NUSANEWS - Pasca-pertandingan mendebarkan dan penuh emosi tadi malam, adalah momen yang tak mungkin dilupakan bagi sebagian besar pecinta sepak bola tanah air. Meski akhirnya kalah, namun perjuangan Garuda Muda patut diacungi jempol.
Sempat tertinggal lebih dulu karena eror yang diciptakan beberapa lini belakang, Timnas Muda akhirnya mampu bangkit mencetak empat gol cepat ke gawang Qatar meski sebelumnya tertinggal 6-1. Sungguh permainan yang sangat menghibur yang ditampilkan para pemain asuhan Indra Sjafri.
Walaupun akhirnya timnas tak mampu menyamakan kedudukan, tapi semangat juang mereka tak akan terlupa untuk waktu yang lama. Begitu pula dengan pertandingan semalam, meski kalah dengan skor 5-6, tetap akan menjadi sejarah baru bagaimana timnas kita mampu berjuang hingga titik darah penghabisan.
Melirik dari hasil kekalahan yang diterima timnas, setidaknya masih ada beberapa skenario peluang Timnas U-19 untuk tetap melaju lolos ke penyisihan grup.

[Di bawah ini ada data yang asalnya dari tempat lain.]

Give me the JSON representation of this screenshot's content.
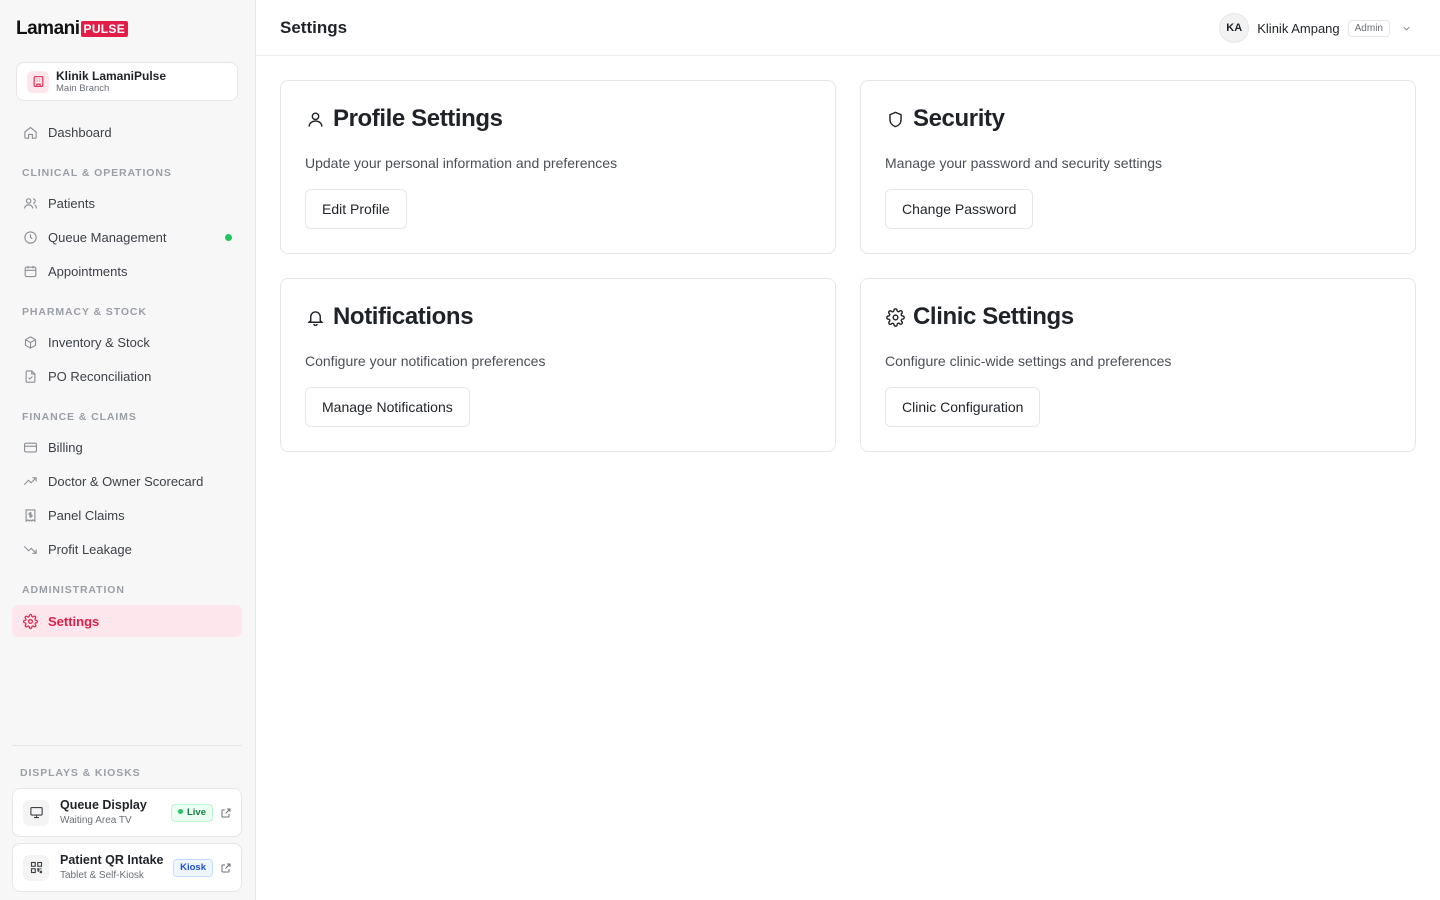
{
  "brand": {
    "word": "Lamani",
    "badge": "PULSE",
    "accent": "#e11d48"
  },
  "clinic": {
    "name": "Klinik LamaniPulse",
    "branch": "Main Branch",
    "icon": "building-icon"
  },
  "sidebar": {
    "dashboard": "Dashboard",
    "sections": {
      "clinical": "CLINICAL & OPERATIONS",
      "pharmacy": "PHARMACY & STOCK",
      "finance": "FINANCE & CLAIMS",
      "admin": "ADMINISTRATION",
      "displays": "DISPLAYS & KIOSKS"
    },
    "items": {
      "patients": "Patients",
      "queue": "Queue Management",
      "appointments": "Appointments",
      "inventory": "Inventory & Stock",
      "po": "PO Reconciliation",
      "billing": "Billing",
      "scorecard": "Doctor & Owner Scorecard",
      "panel_claims": "Panel Claims",
      "profit_leakage": "Profit Leakage",
      "settings": "Settings"
    },
    "kiosks": [
      {
        "title": "Queue Display",
        "subtitle": "Waiting Area TV",
        "tag": "Live"
      },
      {
        "title": "Patient QR Intake",
        "subtitle": "Tablet & Self-Kiosk",
        "tag": "Kiosk"
      }
    ]
  },
  "header": {
    "title": "Settings",
    "user": {
      "initials": "KA",
      "name": "Klinik Ampang",
      "role": "Admin"
    }
  },
  "cards": [
    {
      "title": "Profile Settings",
      "description": "Update your personal information and preferences",
      "button": "Edit Profile",
      "icon": "user-icon"
    },
    {
      "title": "Security",
      "description": "Manage your password and security settings",
      "button": "Change Password",
      "icon": "shield-icon"
    },
    {
      "title": "Notifications",
      "description": "Configure your notification preferences",
      "button": "Manage Notifications",
      "icon": "bell-icon"
    },
    {
      "title": "Clinic Settings",
      "description": "Configure clinic-wide settings and preferences",
      "button": "Clinic Configuration",
      "icon": "gear-icon"
    }
  ]
}
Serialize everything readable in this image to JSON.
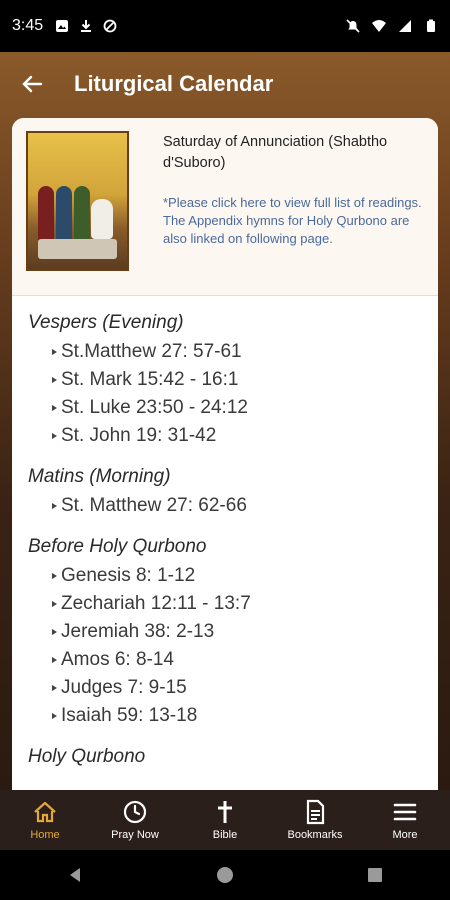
{
  "status_bar": {
    "time": "3:45"
  },
  "app_bar": {
    "title": "Liturgical Calendar"
  },
  "header": {
    "title": "Saturday of Annunciation (Shabtho d'Suboro)",
    "note": "*Please click here to view full list of readings. The Appendix hymns for Holy Qurbono are also linked on following page."
  },
  "sections": [
    {
      "title": "Vespers (Evening)",
      "items": [
        "St.Matthew 27: 57-61",
        "St. Mark 15:42 - 16:1",
        "St. Luke 23:50 - 24:12",
        "St. John 19: 31-42"
      ]
    },
    {
      "title": "Matins (Morning)",
      "items": [
        "St. Matthew 27: 62-66"
      ]
    },
    {
      "title": "Before Holy Qurbono",
      "items": [
        "Genesis 8: 1-12",
        "Zechariah 12:11 - 13:7",
        "Jeremiah 38: 2-13",
        "Amos 6: 8-14",
        "Judges 7: 9-15",
        "Isaiah 59: 13-18"
      ]
    },
    {
      "title": "Holy Qurbono",
      "items": []
    }
  ],
  "bottom_nav": [
    {
      "label": "Home",
      "icon": "home-icon",
      "active": true
    },
    {
      "label": "Pray Now",
      "icon": "clock-icon",
      "active": false
    },
    {
      "label": "Bible",
      "icon": "cross-icon",
      "active": false
    },
    {
      "label": "Bookmarks",
      "icon": "document-icon",
      "active": false
    },
    {
      "label": "More",
      "icon": "menu-icon",
      "active": false
    }
  ],
  "colors": {
    "accent": "#e5a73a",
    "nav_bg": "#2a1f1a",
    "note_text": "#4a6a9a"
  }
}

Kuncinya ada di laga terakhir melawan UEA. Kemenangan adalah hal mutlak.
1. Head to head

Sebagai pemuncak klasemen, tak membuat posisi Timnas Indonesia dibilang aman. Karena Timnas Indonesia U-19 sejatinya butuh kemenangan di hadapan publik mereka sendiri untuk menggenggam tiket ke Piala Dunia U-20.
Di satu sisi, Qatar yang akan menjamu China Taipei di laga terakhir di atas kertas diunggulkan jauh. Apabila ini terjadi, Head to Head akan berlaku pada grup ini. Di mana ketiga tim akan mendapat poin sama yaitu enam.
Namun, tim yang akan lolos adalah Indonesia dan Qatar. UEA otomatis tersingkir bila melihat head to head, karena kalah dari Indonesia di laga terakhir.
2. Jumlah gol

Jumlah gol juga bisa menjadi tolok ukur. Sebelum pertandingan ketiga dimulai. Indonesia sebenarnya unggul dalam selisih gol dengan Qatar. Ada kemungkinan untuk menggunakan selisih satu gol tersebut.
Katakanlah, apabila Indonesia ternyata hanya berakhir imbang melawan UEA, dan secara mengejutkan Taipei mampu menahan permainan Qatar. Maka yang lolos adalah Indonesia. Secara perolehan selisih gol tetap unggul dan secara head to head Qatar gagal menang melawan China Taipei.
3. Banyaknya kartu kuning atau merah

Banyaknya kartu kuning atau merah juga bisa menjadi acuan lolos tidaknya sebuah tim. Hal serupa pernah terjadi di pergelaran Piala Dunia kemarin. Di mana Jepang berhak lolos ke babak selanjutnya dari Senegal meski memiliki perolehan poin dan selisih gol yang sama.
Sejauh ini, Indonesia mengantongi tiga kartu kuning. Sedangkan lawan yang mungkin akan menjadi perbandingan yakni Qatar, mereka telah mengantongi sembilan kartu kuning. Hal ini akan menjadi keuntungan timnas untuk tetap melaju ke babak selanjutnya dan mencapai target ke Piala Dunia U-20.